Denmark takes a different approach compared to many other countries. A few weeks after the start of the school year, the country wants to abolish all corona restrictions on September 10. For this government plan, schools are one of the major risk factors. It is based on the record vaccination rate of the Danes, 72 percent of the population are already fully vaccinated, which is one percentage point more than in Spain and the highest figure in Europe. However, the pupils are outliers: In Denmark, almost 60 percent of the twelve to 15-year-olds received their first vaccination, but younger children are not vaccinated.

Denmark's Princess Mary opens the first international primary school on the island of Lolland.
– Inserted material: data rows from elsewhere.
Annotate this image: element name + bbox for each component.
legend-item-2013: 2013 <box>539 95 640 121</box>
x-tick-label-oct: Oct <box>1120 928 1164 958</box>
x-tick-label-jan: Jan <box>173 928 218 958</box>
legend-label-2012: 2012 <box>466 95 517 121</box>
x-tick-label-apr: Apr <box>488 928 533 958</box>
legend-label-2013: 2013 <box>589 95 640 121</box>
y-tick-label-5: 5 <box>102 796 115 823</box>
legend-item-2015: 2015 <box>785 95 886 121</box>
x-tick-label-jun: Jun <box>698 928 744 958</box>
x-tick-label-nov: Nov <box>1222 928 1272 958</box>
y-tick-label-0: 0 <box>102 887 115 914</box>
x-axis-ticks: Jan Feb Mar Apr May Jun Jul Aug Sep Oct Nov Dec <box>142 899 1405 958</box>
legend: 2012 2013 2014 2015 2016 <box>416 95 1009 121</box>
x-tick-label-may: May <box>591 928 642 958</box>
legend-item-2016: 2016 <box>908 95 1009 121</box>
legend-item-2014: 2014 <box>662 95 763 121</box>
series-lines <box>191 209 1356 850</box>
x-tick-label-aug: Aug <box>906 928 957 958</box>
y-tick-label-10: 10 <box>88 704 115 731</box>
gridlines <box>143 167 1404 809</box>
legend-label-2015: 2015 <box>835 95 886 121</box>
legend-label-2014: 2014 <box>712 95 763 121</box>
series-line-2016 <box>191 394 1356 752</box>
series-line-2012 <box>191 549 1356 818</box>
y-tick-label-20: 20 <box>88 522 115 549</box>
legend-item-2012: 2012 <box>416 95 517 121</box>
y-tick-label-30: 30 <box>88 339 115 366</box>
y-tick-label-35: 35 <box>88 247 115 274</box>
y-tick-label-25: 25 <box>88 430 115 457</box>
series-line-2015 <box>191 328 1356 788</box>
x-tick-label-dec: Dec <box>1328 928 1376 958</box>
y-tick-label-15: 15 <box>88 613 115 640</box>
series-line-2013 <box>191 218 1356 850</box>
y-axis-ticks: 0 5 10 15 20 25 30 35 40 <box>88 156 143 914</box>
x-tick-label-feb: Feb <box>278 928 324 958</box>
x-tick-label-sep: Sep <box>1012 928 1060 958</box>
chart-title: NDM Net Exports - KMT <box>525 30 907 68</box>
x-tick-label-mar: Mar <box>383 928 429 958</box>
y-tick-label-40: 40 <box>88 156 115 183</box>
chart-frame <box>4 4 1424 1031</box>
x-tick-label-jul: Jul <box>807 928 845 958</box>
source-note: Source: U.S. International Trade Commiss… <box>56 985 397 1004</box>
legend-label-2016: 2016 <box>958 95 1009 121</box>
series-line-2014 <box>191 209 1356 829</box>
Denmark’s Princess Mary opens the first international primary school on the island of Lolland.

(Photo: Images / PPE)

There have already been regular outbreaks in schools in Denmark, and epidemiologists expect the number of infections among children to rise rapidly in autumn. Schools should only be closed if there are 30 or 40 infected people. Danish policy is based on the fact that children fall ill less often and that the disease then usually turns out to be mild. The question remains to what extent the delta and possible new variants of the virus will affect children in winter. And will the schools not be the first places in Denmark where the restrictions will be reintroduced?